In particular, the study identified two types of immune cells under attack: dendritic cells, which serve as early-warning sentinels detecting viral threats, and T cells, which are responsible for eliminating infected cells. “The viral fragments kill exactly the important types of immune cells that get clobbered in serious COVID-19,” Wong explained. He emphasized that the number of T cells is often measured in patients to assess the severity of the disease.
Insights into the Omicron Variant
The study also examined the omicron variant, which has been shown to be highly transmissible yet generally less severe than earlier strains. Researchers compared fragments from the spike proteins of both the original virus and the omicron variant. They found that the omicron fragments were significantly less effective at damaging dendritic and T cells, which may help explain the variant’s milder symptoms.
Former UCLA postdoctoral researcher Yue Zhang, now an assistant professor at Westlake University in China, remarked, “No one could really explain why [omicron] replicated as fast as the original strain but generally did not cause infections that were as serious.” The team’s findings suggest that the immune system may remain more intact in patients infected with omicron, leading to less severe outcomes.
The implications of this research extend to understanding the diverse range of fragments that SARS-CoV-2 can produce. The scientists discovered that no single fragment is solely responsible for the observed effects; instead, a combination of different fragments can work together to exert their impact on immune cells.
Research indicates that these viral fragments might exacerbate conditions in individuals with pre-existing inflammatory or autoimmune diseases. Wong highlighted the complexity of how these fragments interact with immune enzymes, which can vary significantly among individuals and may explain the wide range of COVID-19 symptoms, even in healthy patients.

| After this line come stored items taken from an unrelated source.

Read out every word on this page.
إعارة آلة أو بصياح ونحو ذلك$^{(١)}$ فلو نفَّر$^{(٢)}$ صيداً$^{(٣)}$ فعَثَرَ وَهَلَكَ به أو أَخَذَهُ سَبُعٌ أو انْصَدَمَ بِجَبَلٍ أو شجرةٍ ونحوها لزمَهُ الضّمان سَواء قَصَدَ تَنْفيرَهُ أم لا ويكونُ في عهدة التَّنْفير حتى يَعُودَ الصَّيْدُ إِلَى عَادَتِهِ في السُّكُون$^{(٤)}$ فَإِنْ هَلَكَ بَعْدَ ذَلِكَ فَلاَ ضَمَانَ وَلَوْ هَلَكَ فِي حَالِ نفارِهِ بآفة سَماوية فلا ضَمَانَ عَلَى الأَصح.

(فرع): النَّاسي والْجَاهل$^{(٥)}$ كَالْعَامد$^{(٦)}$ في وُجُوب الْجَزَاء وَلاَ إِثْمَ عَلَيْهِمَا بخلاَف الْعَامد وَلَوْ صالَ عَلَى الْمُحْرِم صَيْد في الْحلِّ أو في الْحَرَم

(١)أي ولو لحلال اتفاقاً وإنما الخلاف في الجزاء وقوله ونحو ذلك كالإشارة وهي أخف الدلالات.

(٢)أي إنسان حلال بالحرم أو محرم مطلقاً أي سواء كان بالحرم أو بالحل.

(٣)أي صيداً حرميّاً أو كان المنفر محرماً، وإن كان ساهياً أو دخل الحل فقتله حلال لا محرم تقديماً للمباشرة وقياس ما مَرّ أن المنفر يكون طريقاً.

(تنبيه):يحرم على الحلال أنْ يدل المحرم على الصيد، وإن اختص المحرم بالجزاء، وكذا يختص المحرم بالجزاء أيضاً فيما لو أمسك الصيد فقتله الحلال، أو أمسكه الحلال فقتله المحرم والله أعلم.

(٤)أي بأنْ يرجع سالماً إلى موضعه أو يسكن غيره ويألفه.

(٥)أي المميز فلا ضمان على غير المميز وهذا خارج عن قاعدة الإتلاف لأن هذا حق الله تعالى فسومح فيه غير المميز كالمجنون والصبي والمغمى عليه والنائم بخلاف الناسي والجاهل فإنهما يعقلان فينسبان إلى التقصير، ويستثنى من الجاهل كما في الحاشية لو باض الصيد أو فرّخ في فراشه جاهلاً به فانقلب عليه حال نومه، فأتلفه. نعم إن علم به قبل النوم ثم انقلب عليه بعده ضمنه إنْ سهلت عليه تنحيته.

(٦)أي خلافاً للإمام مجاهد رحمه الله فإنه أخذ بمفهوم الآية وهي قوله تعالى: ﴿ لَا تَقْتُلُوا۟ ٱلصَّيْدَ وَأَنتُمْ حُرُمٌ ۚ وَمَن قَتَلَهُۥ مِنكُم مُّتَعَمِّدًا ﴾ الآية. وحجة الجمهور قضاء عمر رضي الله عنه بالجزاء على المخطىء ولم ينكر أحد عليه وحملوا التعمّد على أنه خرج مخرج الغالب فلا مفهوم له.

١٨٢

As the researchers move forward, they intend to explore further the effects of SARS-CoV-2 protein fragments on the body. Their future inquiries will include long-term consequences of COVID-19 and its effects on various health outcomes, including cardiovascular damage and conditions resembling arthritis and lupus.
This study was supported by funding from the National Science Foundation, the National Institutes of Health, and several other organizations. The collaborative effort involves experts from universities and research institutions across the United States, China, Germany, India, and Italy, underscoring the global nature of scientific inquiry into COVID-19.
With these findings, researchers are poised to broaden their understanding of how COVID-19 impacts human health, emphasizing the importance of studying not only the virus itself but also the viral remnants left in its wake.